Putting down $750 for a lifetime pass requires an immense amount of blind trust that Plex will continue to support local media server architecture for the next decade.

There is absolutely no guarantee that Plex, in its current form, will even exist a decade from now. If leadership decides that maintaining local database compatibility, metadata agents, and custom transcoders is unprofitable compared to its ad-supported marketplace, it could easily deprecate local server features entirely. With an 11-year break-even window, you are making a risky long-term bet on a company actively outgrowing its core audience.

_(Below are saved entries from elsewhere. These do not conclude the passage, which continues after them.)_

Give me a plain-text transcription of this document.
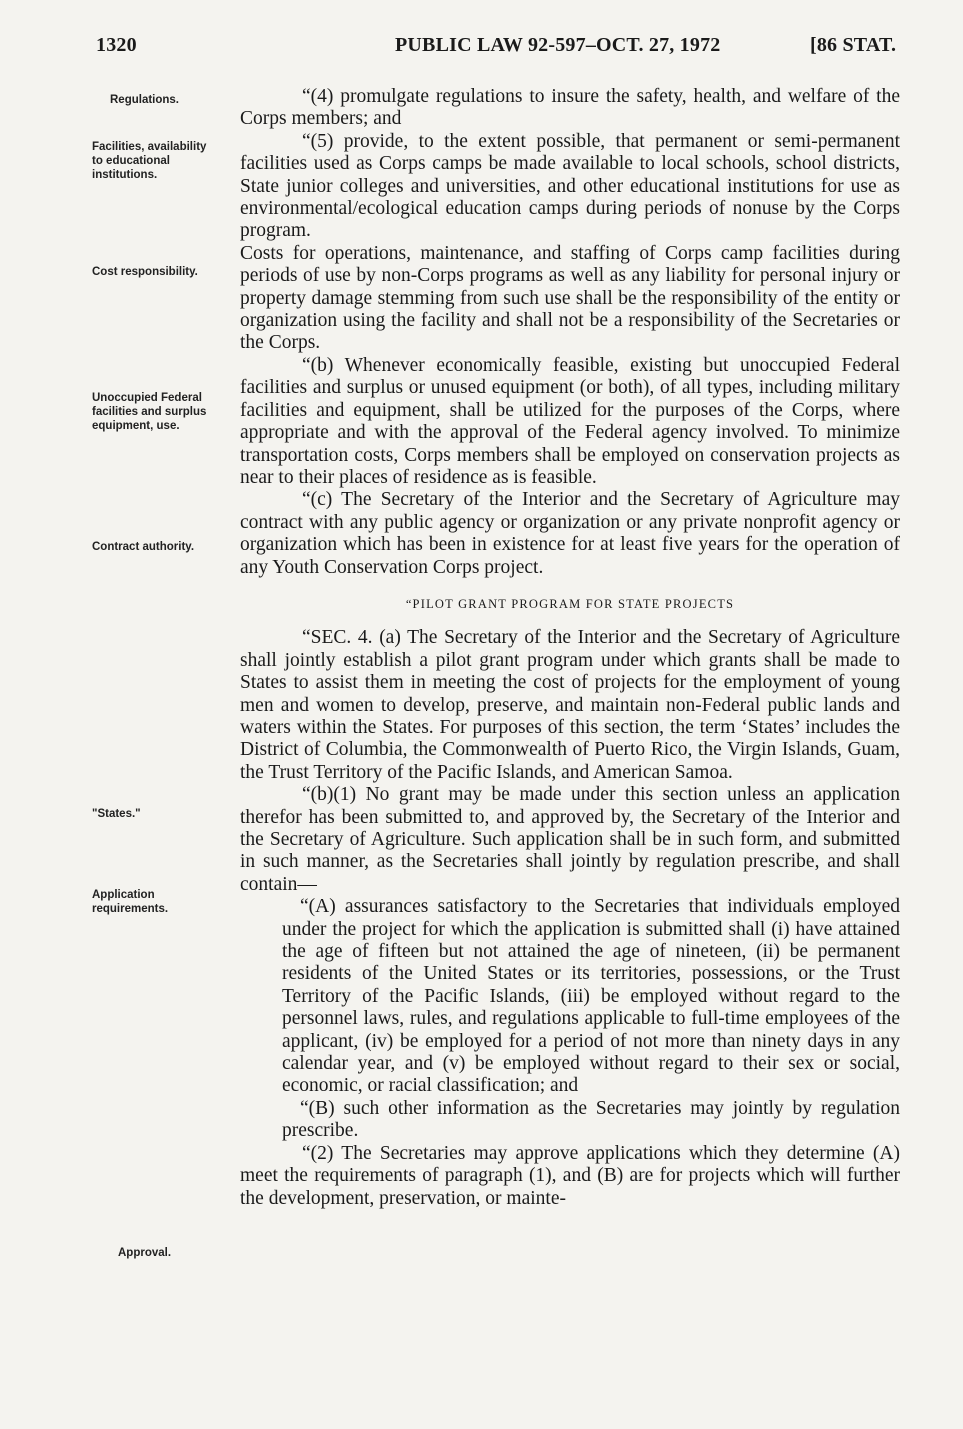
1320	PUBLIC LAW 92-597–OCT. 27, 1972	[86 STAT.
Regulations.
Facilities, availability to educational institutions.
Cost responsibility.
Unoccupied Federal facilities and surplus equipment, use.
Contract authority.
"States."
Application requirements.
Approval.

“(4) promulgate regulations to insure the safety, health, and welfare of the Corps members; and

“(5) provide, to the extent possible, that permanent or semi-permanent facilities used as Corps camps be made available to local schools, school districts, State junior colleges and universities, and other educational institutions for use as environmental/ecological education camps during periods of nonuse by the Corps program.

Costs for operations, maintenance, and staffing of Corps camp facilities during periods of use by non-Corps programs as well as any liability for personal injury or property damage stemming from such use shall be the responsibility of the entity or organization using the facility and shall not be a responsibility of the Secretaries or the Corps.

“(b) Whenever economically feasible, existing but unoccupied Federal facilities and surplus or unused equipment (or both), of all types, including military facilities and equipment, shall be utilized for the purposes of the Corps, where appropriate and with the approval of the Federal agency involved. To minimize transportation costs, Corps members shall be employed on conservation projects as near to their places of residence as is feasible.

“(c) The Secretary of the Interior and the Secretary of Agriculture may contract with any public agency or organization or any private nonprofit agency or organization which has been in existence for at least five years for the operation of any Youth Conservation Corps project.

“PILOT GRANT PROGRAM FOR STATE PROJECTS

“SEC. 4. (a) The Secretary of the Interior and the Secretary of Agriculture shall jointly establish a pilot grant program under which grants shall be made to States to assist them in meeting the cost of projects for the employment of young men and women to develop, preserve, and maintain non-Federal public lands and waters within the States. For purposes of this section, the term ‘States’ includes the District of Columbia, the Commonwealth of Puerto Rico, the Virgin Islands, Guam, the Trust Territory of the Pacific Islands, and American Samoa.

“(b)(1) No grant may be made under this section unless an application therefor has been submitted to, and approved by, the Secretary of the Interior and the Secretary of Agriculture. Such application shall be in such form, and submitted in such manner, as the Secretaries shall jointly by regulation prescribe, and shall contain—

“(A) assurances satisfactory to the Secretaries that individuals employed under the project for which the application is submitted shall (i) have attained the age of fifteen but not attained the age of nineteen, (ii) be permanent residents of the United States or its territories, possessions, or the Trust Territory of the Pacific Islands, (iii) be employed without regard to the personnel laws, rules, and regulations applicable to full-time employees of the applicant, (iv) be employed for a period of not more than ninety days in any calendar year, and (v) be employed without regard to their sex or social, economic, or racial classification; and

“(B) such other information as the Secretaries may jointly by regulation prescribe.

“(2) The Secretaries may approve applications which they determine (A) meet the requirements of paragraph (1), and (B) are for projects which will further the development, preservation, or mainte-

Why I can’t recommend the Plex Pass to almost anyone now

Plex Pass pricing
Dhruv Bhutani / Android Authority

If you are an absolute Plex die-hard who cannot live without hardware transcoding and Plexamp, and you have been sitting on the fence about upgrading, I’d highly recommend jumping on it now. You still have a very narrow window of opportunity until July 1, 2026, to lock in the current $249.99 price point. While $250 is still a significant amount of money, it’s still a justifiable expense for a service that you’ll probably use every day or a couple of times a week.

The self-hosting world has options now, and your wallet deserves better.

Beyond that, though, I have no qualms in saying that the lifetime Plex Pass is only for people who know no better and is mostly a financial trap. The self-hosted landscape is full of incredible, rapidly evolving alternatives like Jellyfin that respect both your wallet and your freedom. Plex can have its subscription-focused future, while you keep your hard-earned money right where it belongs — in your own pocket.